During the late 1990s, Zolghadr was among military figures associated with the conservative bloc within the IRGC. His name was linked to a letter sent by IRGC commanders to President Khatami, widely seen as a signal of military intervention in political affairs at a time of unrest. He was also associated with hardline opposition to the reform movement and the student protests of that period.

This phase highlighted a structural aspect of his career: his political role did not begin after leaving the military, but was embedded within the IRGC itself as it became increasingly politicized during its confrontation with reformists.

Interior Ministry under Ahmadinejad

When Mahmoud Ahmadinejad became president in 2005, Zolghadr was appointed deputy interior minister for security affairs. The position placed him at the heart of internal security, overseeing provincial governors and managing crises, protests and local tensions. It marked a transition from military service to the executive branch, while maintaining a focus on security.

His move illustrated a broader pattern: shifting from protecting the system through force to safeguarding it through security bureaucracy, expanding his network within the state apparatus.

Basij

Zolghadr left the interior ministry in 2007 amid reports of differences with Ahmadinejad, but his departure did not signal a loss of influence. In December of that year, Supreme Leader Ali Khamenei appointed him deputy chief of staff of the armed forces for Basij affairs, a newly created role.

The Basij, a paramilitary force, plays a key role in ideological mobilization and maintaining the IRGC’s presence in Iranian society. The decree emphasized strengthening and expanding the Basij’s reach, underlining the importance of Zolghadr’s assignment.

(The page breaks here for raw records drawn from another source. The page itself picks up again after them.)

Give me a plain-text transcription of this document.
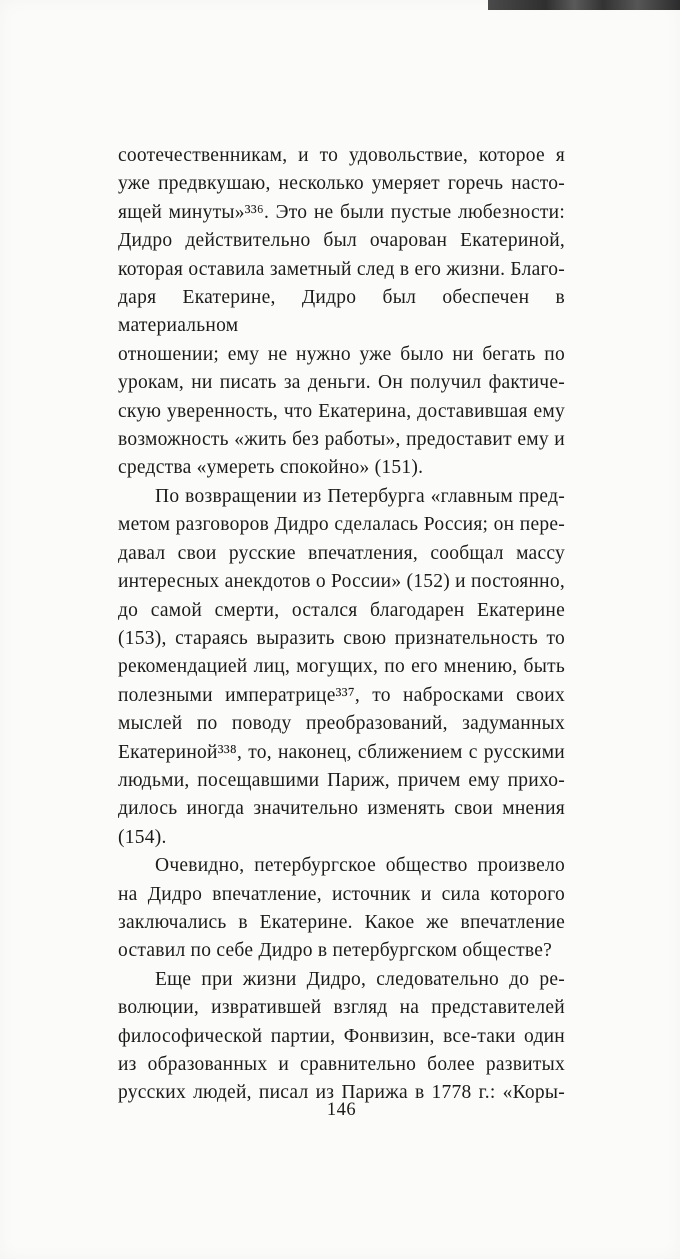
соотечественникам, и то удовольствие, которое я
уже предвкушаю, несколько умеряет горечь насто-
ящей минуты»³³⁶. Это не были пустые любезности:
Дидро действительно был очарован Екатериной,
которая оставила заметный след в его жизни. Благо-
даря Екатерине, Дидро был обеспечен в материальном
отношении; ему не нужно уже было ни бегать по
урокам, ни писать за деньги. Он получил фактиче-
скую уверенность, что Екатерина, доставившая ему
возможность «жить без работы», предоставит ему и
средства «умереть спокойно» (151).
По возвращении из Петербурга «главным пред-
метом разговоров Дидро сделалась Россия; он пере-
давал свои русские впечатления, сообщал массу
интересных анекдотов о России» (152) и постоянно,
до самой смерти, остался благодарен Екатерине
(153), стараясь выразить свою признательность то
рекомендацией лиц, могущих, по его мнению, быть
полезными императрице³³⁷, то набросками своих
мыслей по поводу преобразований, задуманных
Екатериной³³⁸, то, наконец, сближением с русскими
людьми, посещавшими Париж, причем ему прихо-
дилось иногда значительно изменять свои мнения
(154).
Очевидно, петербургское общество произвело
на Дидро впечатление, источник и сила которого
заключались в Екатерине. Какое же впечатление
оставил по себе Дидро в петербургском обществе?
Еще при жизни Дидро, следовательно до ре-
волюции, извратившей взгляд на представителей
философической партии, Фонвизин, все-таки один
из образованных и сравнительно более развитых
русских людей, писал из Парижа в 1778 г.: «Коры-
146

Judiciary and expanding influence

In 2010, Zolghadr moved to the judiciary, serving first as deputy for social prevention and crime reduction, and later as strategic deputy to the head of the judiciary until 2020.

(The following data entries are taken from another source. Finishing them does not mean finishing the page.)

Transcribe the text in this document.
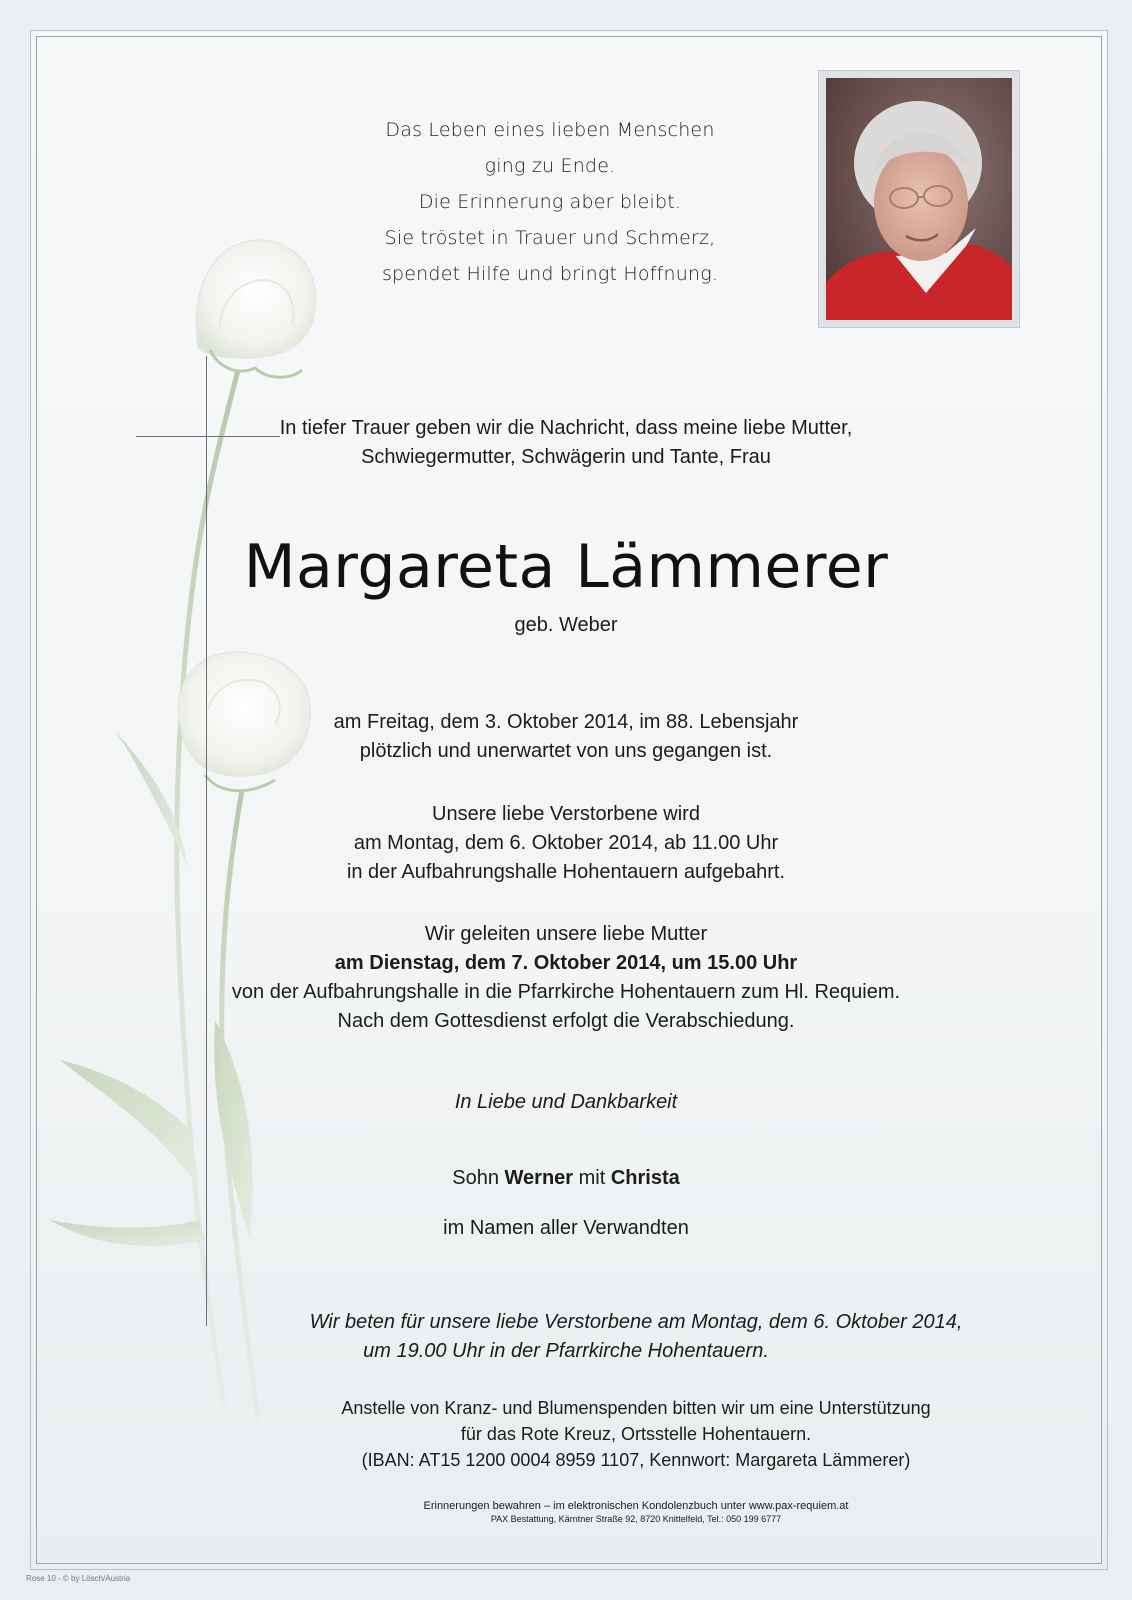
Das Leben eines lieben Menschen
ging zu Ende.
Die Erinnerung aber bleibt.
Sie tröstet in Trauer und Schmerz,
spendet Hilfe und bringt Hoffnung.
In tiefer Trauer geben wir die Nachricht, dass meine liebe Mutter,
Schwiegermutter, Schwägerin und Tante, Frau
Margareta Lämmerer
geb. Weber
am Freitag, dem 3. Oktober 2014, im 88. Lebensjahr
plötzlich und unerwartet von uns gegangen ist.
Unsere liebe Verstorbene wird
am Montag, dem 6. Oktober 2014, ab 11.00 Uhr
in der Aufbahrungshalle Hohentauern aufgebahrt.
Wir geleiten unsere liebe Mutter
am Dienstag, dem 7. Oktober 2014, um 15.00 Uhr
von der Aufbahrungshalle in die Pfarrkirche Hohentauern zum Hl. Requiem.
Nach dem Gottesdienst erfolgt die Verabschiedung.
In Liebe und Dankbarkeit
Sohn Werner mit Christa
im Namen aller Verwandten
Wir beten für unsere liebe Verstorbene am Montag, dem 6. Oktober 2014,
um 19.00 Uhr in der Pfarrkirche Hohentauern.
Anstelle von Kranz- und Blumenspenden bitten wir um eine Unterstützung
für das Rote Kreuz, Ortsstelle Hohentauern.
(IBAN: AT15 1200 0004 8959 1107, Kennwort: Margareta Lämmerer)
Erinnerungen bewahren – im elektronischen Kondolenzbuch unter www.pax-requiem.at
PAX Bestattung, Kärntner Straße 92, 8720 Knittelfeld, Tel.: 050 199 6777
Rose 10 - © by Lösch/Austria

The shift did not represent a departure from security work, as Iran’s judiciary operates closely under the authority of the Supreme Leader. Instead, it broadened his influence across another pillar of the state.

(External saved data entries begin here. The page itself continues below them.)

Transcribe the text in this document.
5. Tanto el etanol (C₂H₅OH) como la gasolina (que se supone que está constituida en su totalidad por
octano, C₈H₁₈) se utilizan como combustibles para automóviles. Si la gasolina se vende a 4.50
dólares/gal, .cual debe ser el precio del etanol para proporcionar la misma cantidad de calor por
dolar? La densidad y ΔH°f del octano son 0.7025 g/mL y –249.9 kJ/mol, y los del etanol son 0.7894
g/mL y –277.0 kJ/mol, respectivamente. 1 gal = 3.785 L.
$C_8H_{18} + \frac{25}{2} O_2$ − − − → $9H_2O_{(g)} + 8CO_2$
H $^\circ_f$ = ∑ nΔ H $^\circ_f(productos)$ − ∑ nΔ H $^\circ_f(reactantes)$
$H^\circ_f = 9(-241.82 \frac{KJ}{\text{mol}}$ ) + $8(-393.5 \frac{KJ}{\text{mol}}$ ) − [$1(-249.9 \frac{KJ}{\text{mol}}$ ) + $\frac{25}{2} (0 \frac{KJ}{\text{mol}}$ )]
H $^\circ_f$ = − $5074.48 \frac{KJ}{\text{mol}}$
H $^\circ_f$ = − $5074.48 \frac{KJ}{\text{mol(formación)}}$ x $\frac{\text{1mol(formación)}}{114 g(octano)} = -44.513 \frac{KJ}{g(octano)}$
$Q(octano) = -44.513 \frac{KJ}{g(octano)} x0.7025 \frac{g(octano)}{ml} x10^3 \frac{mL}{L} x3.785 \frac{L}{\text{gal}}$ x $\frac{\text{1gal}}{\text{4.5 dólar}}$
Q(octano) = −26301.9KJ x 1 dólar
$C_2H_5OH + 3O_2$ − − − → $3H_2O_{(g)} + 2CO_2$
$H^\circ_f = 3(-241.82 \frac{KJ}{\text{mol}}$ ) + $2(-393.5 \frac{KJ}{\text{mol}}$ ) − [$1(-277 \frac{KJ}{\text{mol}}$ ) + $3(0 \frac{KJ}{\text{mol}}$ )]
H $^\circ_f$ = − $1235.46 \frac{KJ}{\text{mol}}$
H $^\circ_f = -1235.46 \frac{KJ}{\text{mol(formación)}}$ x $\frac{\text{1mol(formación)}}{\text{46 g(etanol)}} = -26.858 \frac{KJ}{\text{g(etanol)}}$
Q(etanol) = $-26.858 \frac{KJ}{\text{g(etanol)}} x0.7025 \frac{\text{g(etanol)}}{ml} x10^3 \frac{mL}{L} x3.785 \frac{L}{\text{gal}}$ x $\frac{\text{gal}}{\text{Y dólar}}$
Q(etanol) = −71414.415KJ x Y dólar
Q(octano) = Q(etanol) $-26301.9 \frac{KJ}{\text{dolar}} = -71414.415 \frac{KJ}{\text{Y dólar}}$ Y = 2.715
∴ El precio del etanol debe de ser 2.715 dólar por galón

In September 2021, he was appointed secretary of the Expediency Council, succeeding Mohsen Rezaei. The role involves overseeing the council’s committees and acting as a link to the highest levels of decision-making.

Zolghadr also has family ties that extend his influence. He is the father-in-law of Kazem Gharibabadi, Iran’s deputy foreign minister for legal and international affairs and a prominent figure in nuclear negotiations.

Gharibabadi previously served as Iran’s ambassador to international organizations in Vienna, including the International Atomic Energy Agency.

From Larijani to Zolghadr

Larijani’s death deprived Iran of a political figure skilled in navigating between power centers. The choice of Zolghadr suggests a shift in priorities.

While Larijani represented balance and negotiation, Zolghadr embodies institutional discipline and internal cohesion. His selection follows speculation over other candidates, including former defense minister Hossein Dehghan, who was ultimately not appointed.

The decision reflects the system’s preference, in wartime conditions, for figures trusted by security networks over those known for political flexibility.

He may not be a prominent public figure, but he represents a type of official often relied upon in times of crisis: a man with internal networks, brought back to the forefront as Iran faces one of its most challenging periods.